What the Bible Says about
Marriage, Divorce, and Remarriage

John Coblentz

As a Christian who has experienced divorce,
how do I cope with rejection?

Pages 54 - 57


Wrong as divorce is, some believers experience it. They may have been divorced against their will. Or they may have initiated the divorce prior to conversion or in a state of disobedience, and came to the willingness to rebuild their marriage after the damage of divorce has been done.

Painless divorce is impossible. Two hearts so gladly united in love are ripped apart. Out of the wound erupt questions that have no answers, replies that cannot be put into words, feelings too poignant for sense, and loneliness unimagined. In this emotional maelstrom are a thousand points of pain, each distinct from the other, each demanding examination and treatment, but all screaming one inescapable message: REJECTION!

No one who has been divorced can escape the pain of rejection. If the sense of rejection cannot be avoided, how can one cope with it? There are at least three things necessary for the Christian in such a situation.

1. Be honest about personal responsibility in the former relationship.

"If we walk in the light, as he is in the light, we have fellowship one with another, and the blood of Jesus Christ his Son cleanseth us from all sin. If we say that we have no sin, we deceive ourselves, and the truth is not in us. If we confess our sins, he is faithful and just to forgive us our sins, and to cleanse us from all unrighteousness" (I John 1:7-9).
A part of any Christian's ability to handle rejection is being willing to be honest with God and oneself, to acknowledge clearly one's sins and shortcomings, and to open oneself to purging and inner growth. Personal honesty in the emotional trauma of divorce, however, is difficult, to put it mildly. It usually requires the honest help of a trustworthy Christian friend or pastor.

2. Find the security of God's acceptance.
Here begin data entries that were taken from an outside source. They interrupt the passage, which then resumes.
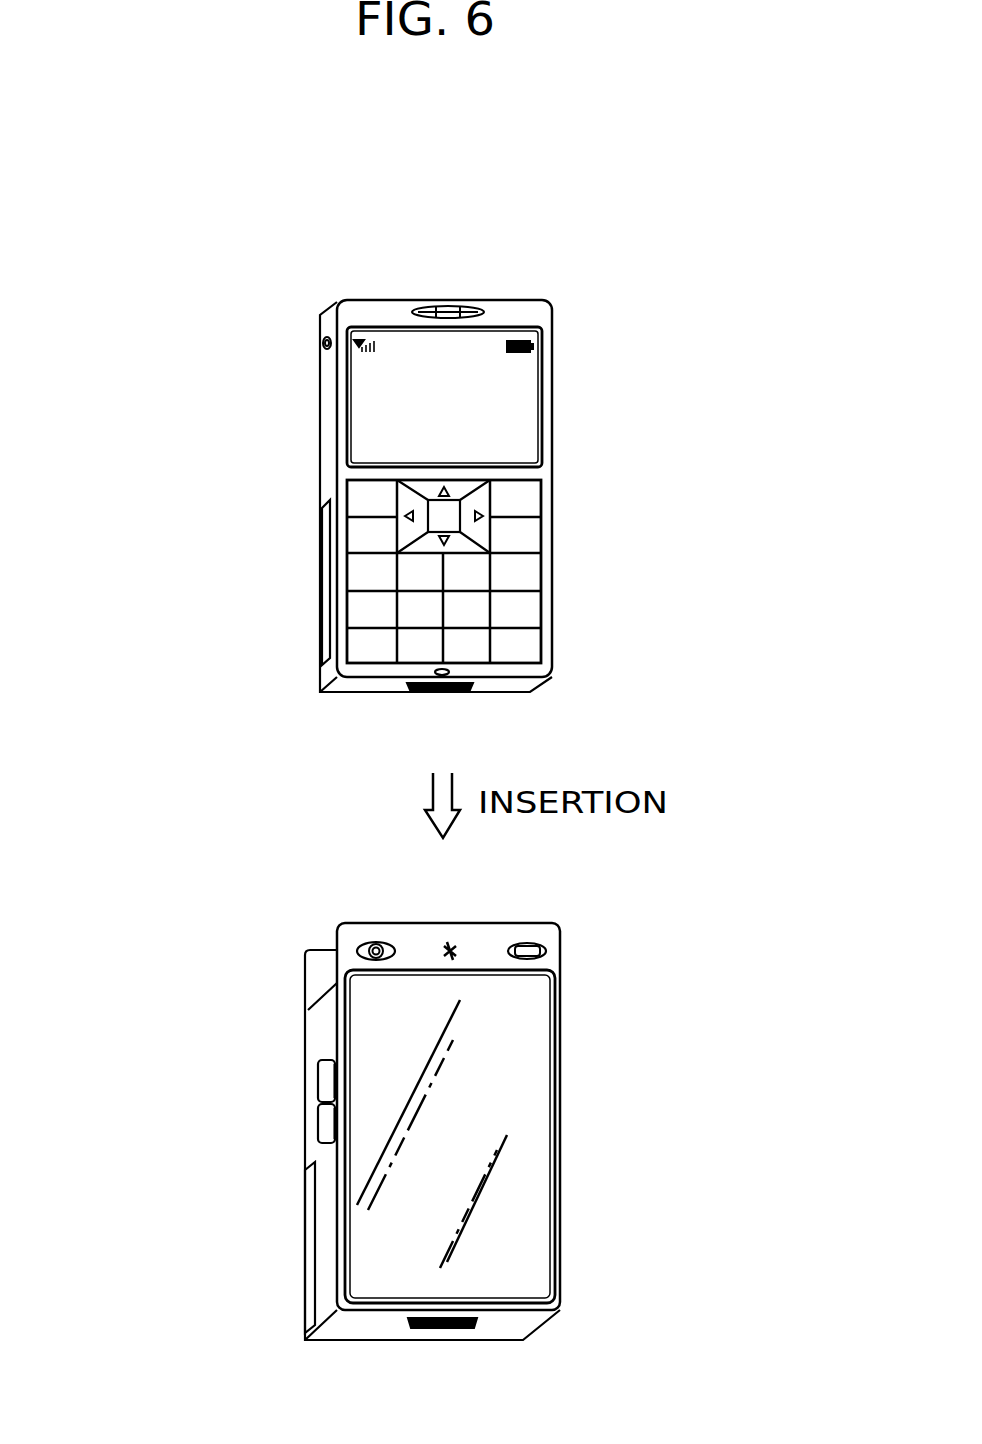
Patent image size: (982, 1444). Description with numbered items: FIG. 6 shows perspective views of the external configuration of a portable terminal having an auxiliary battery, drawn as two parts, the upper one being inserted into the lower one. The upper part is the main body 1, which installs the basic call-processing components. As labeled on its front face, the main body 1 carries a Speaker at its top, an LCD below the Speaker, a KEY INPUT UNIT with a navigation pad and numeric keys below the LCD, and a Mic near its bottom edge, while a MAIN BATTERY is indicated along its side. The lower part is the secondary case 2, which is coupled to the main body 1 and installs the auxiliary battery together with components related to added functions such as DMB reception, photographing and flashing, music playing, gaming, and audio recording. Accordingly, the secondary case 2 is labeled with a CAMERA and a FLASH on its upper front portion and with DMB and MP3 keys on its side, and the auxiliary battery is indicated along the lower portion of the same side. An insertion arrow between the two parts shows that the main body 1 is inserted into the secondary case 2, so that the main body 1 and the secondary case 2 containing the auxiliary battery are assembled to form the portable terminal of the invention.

The main body 1 is at (598, 421).
The secondary case 2 is at (602, 1038).
The speaker Speaker is at (458, 307).
The LCD display LCD is at (528, 378).
The key input unit KEY INPUT UNIT is at (540, 577).
The main battery MAIN BATTERY is at (320, 573).
The microphone Mic is at (449, 672).
The camera CAMERA is at (356, 951).
The flash FLASH is at (546, 951).
The DMB button DMB is at (318, 1085).
The MP3 button MP3 is at (318, 1128).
"Study to shew thyself approved unto God, a workman that needeth not to be ashamed, rightly dividing the word of truth" (II Timothy 2:15).

"He hath made us accepted in the beloved" (Ephesians 1:6).

"And ye are complete in him" (Colossians 2:10).

"When my father and my mother forsake me, then the Lord will take me up" (Psalm 27:10).

Rock-bottom needs are met in God. He never intends that a companion provide our complete personal security. The Christian who experiences the devastation of being cast out of another person's life and love has the potential of experiencing acceptance with God in ways indescribable.

God's acceptance does not take away all the pain of marital rejection, but it reverses the effect of that rejection. It floods earth's sorrows with heaven's joy and gives fresh meaning and purpose to life.

3. Avoid bitterness.

"Husbands, love your wives, and be not bitter against them" (Colossians 3:19).

"Follow peace with all men, and holiness, without which no man shall see the Lord: Looking diligently lest any man fail of the grace of God; lest any root of bitterness springing up trouble you, and thereby many be defiled" (Hebrews 12:14, 15).

Bitterness follows hard on the heels of rejection. But any who give it lodging are harboring the worst of criminals. In the dark night of depression and discouragement, bitterness will stealthily bind the spirit, rob the inner life of joy and peace and love, slosh its wicked fuel over the whole life -- over memories, problems, personalities, situations past and present -- and light the whole scene with the fire of hell.

It takes faith to thwart bitterness effectively. "Above all, taking the shield of faith, wherewith ye shall be able to quench all the fiery darts of the wicked" (Ephesians 6:16). Faith chooses to acknowledge a sovereign God. Faith responds with an obedient yes to the direction of God. Faith receives heaven's responses to human needs. Faith changes the focus from the offender to the mighty DEFENDER. Thus, faith learns to rejoice in God and refuses to grovel in self-pity, blame, and resentment. Faith is the key to overcoming bitterness and rejection.